Beschluss vom 28.06.2006 -
BVerwG 1 B 70.06ECLI:DE:BVerwG:2006:280606B1B70.06.0

  • Zitiervorschlag

    BVerwG, Beschluss vom 28.06.2006 - 1 B 70.06 - [ECLI:DE:BVerwG:2006:280606B1B70.06.0]

Beschluss

BVerwG 1 B 70.06

  • OVG für das Land Nordrhein-Westfalen - 16.02.2006 - AZ: OVG 4 A 4384/04.A

In der Verwaltungsstreitsache hat der 1. Senat des Bundesverwaltungsgerichts
am 28. Juni 2006
durch die Vizepräsidentin des Bundesverwaltungsgerichts Eckertz-Höfer
und die Richter am Bundesverwaltungsgericht Hund und Richter
beschlossen:

  1. Der Beschluss des Oberverwaltungsgerichts für das Land Nordrhein-Westfalen vom 16. Februar 2006 wird aufgehoben.
  2. Die Sache wird zur anderweitigen Verhandlung und Entscheidung an das Oberverwaltungsgericht zurückverwiesen.
  3. Die Kostenentscheidung in der Hauptsache bleibt der Schlussentscheidung vorbehalten.
  4. Die Entscheidung über die Kosten des Beschwerdeverfahrens folgt der vorbehaltenen Kostenentscheidung in der Hauptsache.

Gründe

1 Die Beschwerde ist mit der Rüge eines Verstoßes gegen das rechtliche Gehör (§ 132 Abs. 2 Nr. 3, § 108 Abs. 2 VwGO, Art. 103 Abs. 1 GG) begründet.
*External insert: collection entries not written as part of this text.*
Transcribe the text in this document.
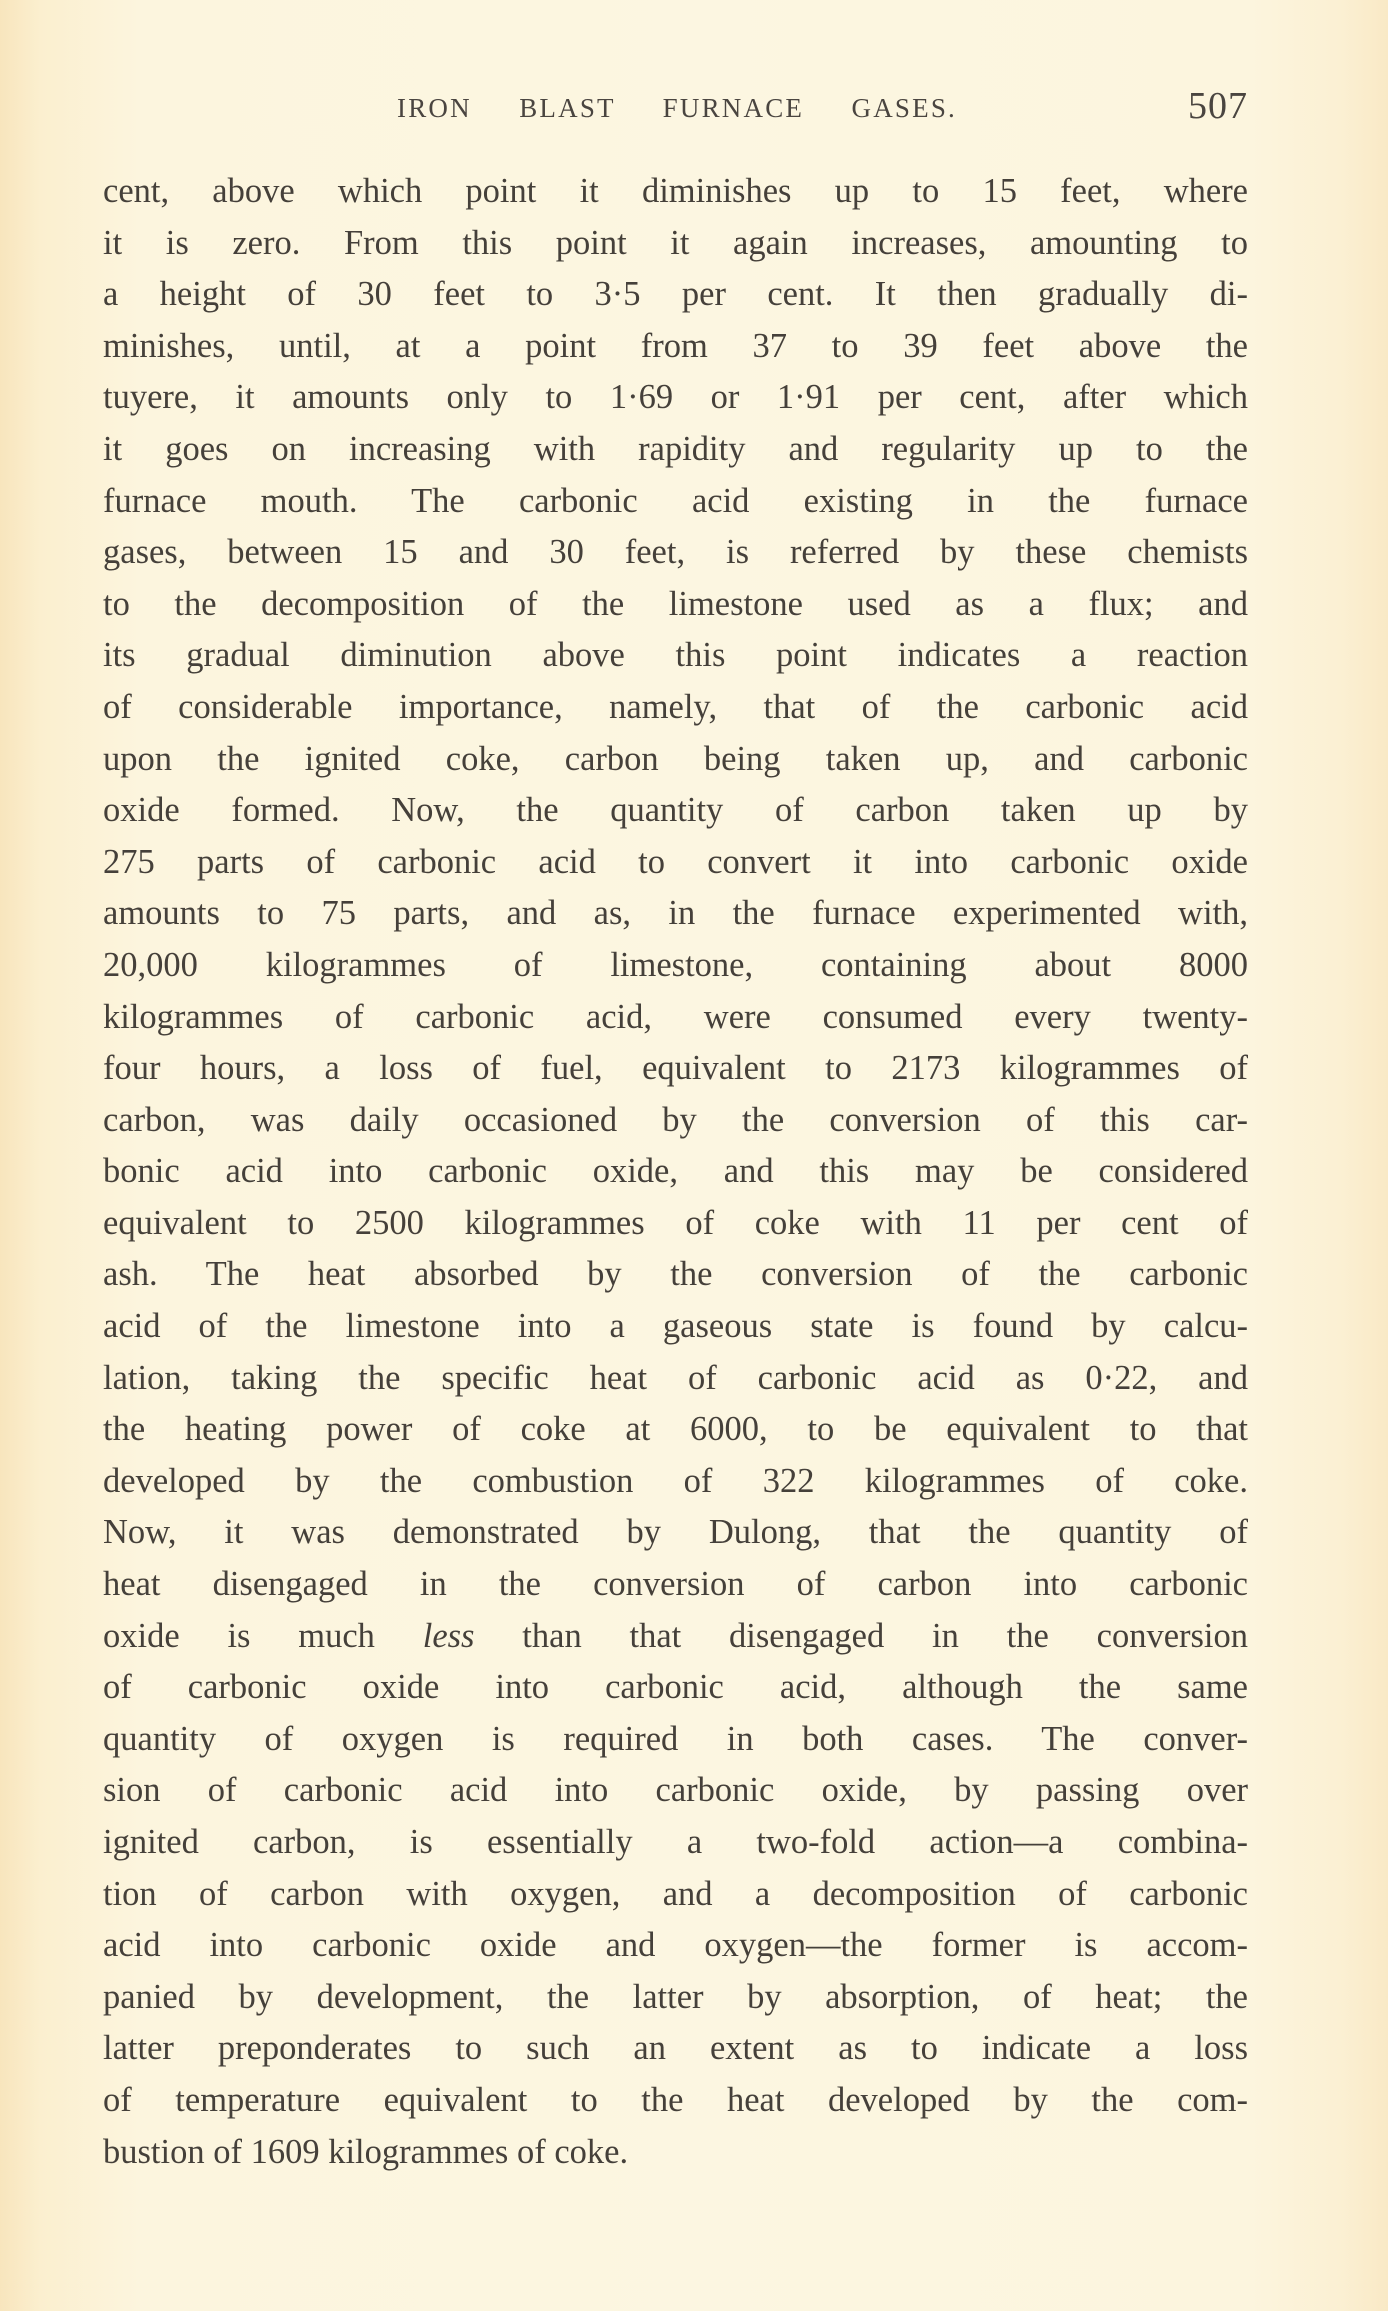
IRON BLAST FURNACE GASES.	507
cent, above which point it diminishes up to 15 feet, where
it is zero. From this point it again increases, amounting to
a height of 30 feet to 3·5 per cent. It then gradually di-
minishes, until, at a point from 37 to 39 feet above the
tuyere, it amounts only to 1·69 or 1·91 per cent, after which
it goes on increasing with rapidity and regularity up to the
furnace mouth. The carbonic acid existing in the furnace
gases, between 15 and 30 feet, is referred by these chemists
to the decomposition of the limestone used as a flux; and
its gradual diminution above this point indicates a reaction
of considerable importance, namely, that of the carbonic acid
upon the ignited coke, carbon being taken up, and carbonic
oxide formed. Now, the quantity of carbon taken up by
275 parts of carbonic acid to convert it into carbonic oxide
amounts to 75 parts, and as, in the furnace experimented with,
20,000 kilogrammes of limestone, containing about 8000
kilogrammes of carbonic acid, were consumed every twenty-
four hours, a loss of fuel, equivalent to 2173 kilogrammes of
carbon, was daily occasioned by the conversion of this car-
bonic acid into carbonic oxide, and this may be considered
equivalent to 2500 kilogrammes of coke with 11 per cent of
ash. The heat absorbed by the conversion of the carbonic
acid of the limestone into a gaseous state is found by calcu-
lation, taking the specific heat of carbonic acid as 0·22, and
the heating power of coke at 6000, to be equivalent to that
developed by the combustion of 322 kilogrammes of coke.
Now, it was demonstrated by Dulong, that the quantity of
heat disengaged in the conversion of carbon into carbonic
oxide is much less than that disengaged in the conversion
of carbonic oxide into carbonic acid, although the same
quantity of oxygen is required in both cases. The conver-
sion of carbonic acid into carbonic oxide, by passing over
ignited carbon, is essentially a two-fold action—a combina-
tion of carbon with oxygen, and a decomposition of carbonic
acid into carbonic oxide and oxygen—the former is accom-
panied by development, the latter by absorption, of heat; the
latter preponderates to such an extent as to indicate a loss
of temperature equivalent to the heat developed by the com-
bustion of 1609 kilogrammes of coke.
Im Interesse der Verfahrensbeschleunigung wird die Sache gemäß § 133 Abs. 6 VwGO unter Aufhebung des angefochtenen Beschlusses an das Berufungsgericht zurückverwiesen.

2 Im Ergebnis zu Recht beanstandet die Beschwerde, dass sich der Berufungsentscheidung nicht entnehmen lässt, ob und in welcher Weise das Berufungsgericht sich mit dem Vortrag der Klägerin im Schriftsatz vom 1. Februar 2006 (GA Bl. 78 ff.) zum Bestehen einer extremen Gefahrenlage bei der Rückkehr nach Kinshasa sowie den hierzu vorgelegten neuen Erkenntnisquellen befasst hat. Unter den besonderen Umständen des vorliegenden Falles ist für den Senat nicht feststellbar, dass das Berufungsgericht den Vortrag zu individuellen Besonderheiten und insbesondere die neuen Erkenntnisquellen überhaupt zur Kenntnis genommen und in Erwägung gezogen hat.

3 Die ferner erhobene Grundsatzrüge hätte hingegen keinen Erfolg haben können, weil sie keine Rechtsfrage von grundsätzlicher Bedeutung im Sinne des § 132 Abs. 2 Nr. 1 VwGO bezeichnet.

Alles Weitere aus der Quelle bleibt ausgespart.